Primo plc as a company first came into existence in 1971, although the name was not adopted until 2000. Primo is an amalgam of 9 different businesses, parts of which have been trading for over 50 years. The present management has not changed since 1987.
As ever following the lead of the United States, Britain is becoming increasingly litigation minded. The encouragement to sue and make a few thousand pounds could come from a television advertisement, newspaper or even a legal agent waiting outside the school gates asking if there have been any accidents that day.
Employers are vulnerable to claims that can cost thousands of pounds to administer (and much more to ignore), arising from employment disputes, legal defence, tax investigations, VAT disputes and more. Your legal costs can be insured at reasonable cost but if you think it could not happen to you, take a look at these examples:
Following the unexpected resignation of our policyholder's head housekeeper to take up alternative employment, our policyholder was surprised to be the subject of a claim for alleged Constructive Dismissal on the grounds of sexual harassment.

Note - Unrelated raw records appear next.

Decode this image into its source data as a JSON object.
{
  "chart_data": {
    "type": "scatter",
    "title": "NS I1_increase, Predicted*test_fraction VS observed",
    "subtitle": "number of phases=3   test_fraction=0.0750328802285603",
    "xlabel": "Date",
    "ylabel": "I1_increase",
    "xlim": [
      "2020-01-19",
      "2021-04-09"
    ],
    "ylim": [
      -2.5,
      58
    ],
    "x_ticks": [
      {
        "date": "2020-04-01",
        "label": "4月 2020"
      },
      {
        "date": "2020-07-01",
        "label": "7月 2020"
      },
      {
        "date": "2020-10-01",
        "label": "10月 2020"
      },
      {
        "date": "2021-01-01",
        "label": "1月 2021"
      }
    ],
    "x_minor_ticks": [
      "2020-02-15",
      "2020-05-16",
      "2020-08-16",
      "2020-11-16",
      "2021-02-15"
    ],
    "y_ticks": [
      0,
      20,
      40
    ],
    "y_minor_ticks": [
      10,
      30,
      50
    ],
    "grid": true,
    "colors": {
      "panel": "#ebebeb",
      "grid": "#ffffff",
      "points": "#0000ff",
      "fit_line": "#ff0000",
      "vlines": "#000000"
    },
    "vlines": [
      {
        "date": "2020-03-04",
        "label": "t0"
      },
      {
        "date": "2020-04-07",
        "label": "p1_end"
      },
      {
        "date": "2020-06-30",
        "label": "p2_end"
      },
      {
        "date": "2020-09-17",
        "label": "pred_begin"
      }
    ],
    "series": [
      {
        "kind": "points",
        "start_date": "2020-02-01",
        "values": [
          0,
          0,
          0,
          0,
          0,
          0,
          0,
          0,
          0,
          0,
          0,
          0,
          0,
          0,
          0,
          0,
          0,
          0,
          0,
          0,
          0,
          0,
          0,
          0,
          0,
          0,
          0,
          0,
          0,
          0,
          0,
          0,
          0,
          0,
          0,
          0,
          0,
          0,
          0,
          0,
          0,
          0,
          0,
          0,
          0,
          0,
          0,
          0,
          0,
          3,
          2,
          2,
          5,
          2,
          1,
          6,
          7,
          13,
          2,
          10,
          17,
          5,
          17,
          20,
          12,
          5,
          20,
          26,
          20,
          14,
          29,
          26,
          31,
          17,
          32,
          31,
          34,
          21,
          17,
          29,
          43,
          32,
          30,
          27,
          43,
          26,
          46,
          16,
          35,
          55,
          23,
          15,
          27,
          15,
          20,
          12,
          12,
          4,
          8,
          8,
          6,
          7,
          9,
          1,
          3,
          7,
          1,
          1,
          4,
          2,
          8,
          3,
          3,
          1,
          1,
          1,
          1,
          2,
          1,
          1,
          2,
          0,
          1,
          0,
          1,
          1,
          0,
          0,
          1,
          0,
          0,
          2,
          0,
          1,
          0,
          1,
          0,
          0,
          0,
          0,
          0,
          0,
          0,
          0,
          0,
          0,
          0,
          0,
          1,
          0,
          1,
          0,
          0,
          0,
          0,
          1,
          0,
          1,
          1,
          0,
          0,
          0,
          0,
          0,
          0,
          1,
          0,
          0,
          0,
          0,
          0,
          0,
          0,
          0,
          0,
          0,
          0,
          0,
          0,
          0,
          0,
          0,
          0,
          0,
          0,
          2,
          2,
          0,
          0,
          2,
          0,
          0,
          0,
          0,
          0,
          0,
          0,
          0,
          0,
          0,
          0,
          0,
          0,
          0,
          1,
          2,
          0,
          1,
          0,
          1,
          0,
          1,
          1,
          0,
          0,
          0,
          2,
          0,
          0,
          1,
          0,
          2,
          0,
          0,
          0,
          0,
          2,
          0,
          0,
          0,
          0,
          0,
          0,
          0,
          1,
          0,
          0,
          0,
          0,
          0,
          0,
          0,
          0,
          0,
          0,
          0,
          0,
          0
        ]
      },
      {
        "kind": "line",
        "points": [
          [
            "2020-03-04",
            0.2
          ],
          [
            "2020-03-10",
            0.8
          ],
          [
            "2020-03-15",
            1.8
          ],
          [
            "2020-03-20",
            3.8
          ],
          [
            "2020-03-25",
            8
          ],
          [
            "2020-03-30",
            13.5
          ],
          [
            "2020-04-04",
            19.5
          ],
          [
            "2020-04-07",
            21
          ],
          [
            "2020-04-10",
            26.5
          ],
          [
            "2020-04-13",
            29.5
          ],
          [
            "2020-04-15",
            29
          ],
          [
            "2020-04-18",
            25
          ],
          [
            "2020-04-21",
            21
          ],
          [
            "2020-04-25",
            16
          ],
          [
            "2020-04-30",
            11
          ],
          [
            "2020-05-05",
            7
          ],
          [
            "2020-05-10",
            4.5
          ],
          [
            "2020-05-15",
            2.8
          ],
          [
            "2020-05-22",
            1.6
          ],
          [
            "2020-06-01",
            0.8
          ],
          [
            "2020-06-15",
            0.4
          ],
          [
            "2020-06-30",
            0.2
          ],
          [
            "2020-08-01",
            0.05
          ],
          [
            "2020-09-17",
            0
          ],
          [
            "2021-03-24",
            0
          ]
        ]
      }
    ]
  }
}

The ex-employee alleged she had been subjected to sexual comments and advances from the hotel manager, which had made her situation intolerable.
Solicitors were appointed who, finding the ex-employee's representative evasive on the details of the alleged incidents, undertook a considerable amount of investigative work to try to establish the dates of the alleged incidents and the names of witnesses. This was a highly complex claim with the ex-employee seeking £12,000 in compensation.
On the day of the Employment Tribunal the case was settled before the hearing started, when the policyholder agreed to pay the ex-employee the sum of £2,000. This was considered to be an extremely satisfactory conclusion, particularly as there was every indication the case could have gone on for 4 to 5 days. Legal expenses insurers paid the costs involved which amounted to £12,810.
Following the failure of their accounts manager to transfer accounting information on to computer, despite assurances that the job was under way and deadlines would be met, there was a disciplinary hearing at which he was invited to resign and work one month's notice or have his employment terminated. When he refused to resign, our policyholder terminated his employment and paid him only what he was due up to the day he left their employment. The ex-employee alleged Unfair Dismissal and applied to the Employment Tribunal. Legal expense insurers appointed solicitors to act on the policyholder's behalf.
After a full day's hearing, the claim for Unfair Dismissal was rejected. However, the Employment Tribunal did find that in fairness, the policyholder ought to have paid the ex-employee up until the end of the month. Therefore an award of £1,328.00 in compensation was made. Fortunately for the policyholder, the insurer paid both the solicitors' costs of £4,206.86 and the £1,328.00 compensation award.
Following receipt of a policyholder's year-end company accounts, the Inland Revenue decided to carry out an in-depth investigation. The reasons given for this were the erratic business performance judged by gross profit and the general level of directors' remuneration. Although the policyholder's own accountant was initially appointed because they had already carried out a lot of work and were familiar with the policyholder's tax affairs, when matters did not seem to be progressing; the policyholder requested a change of accountant. Legal expenses insurers appointed a panel accountant who could see immediately that the Inland Revenue's position had become very entrenched during the 3 years the investigation had been running. They arranged several meetings with the policyholder and Inspector of Taxes and undertook a considerable amount of work analysing and preparing the policyholder's statements.
Following this, the acting accountants were able to refute all the Revenue's arguments, and eventually the case was settled on a minor technical adjustment. The policyholders expressed themselves as delighted with this outcome. Legal expenses insurers paid the costs incurred by both accountants, plus those of the self-employed company director, whose assistance had been instrumental in reducing costs, which totalled £12,721.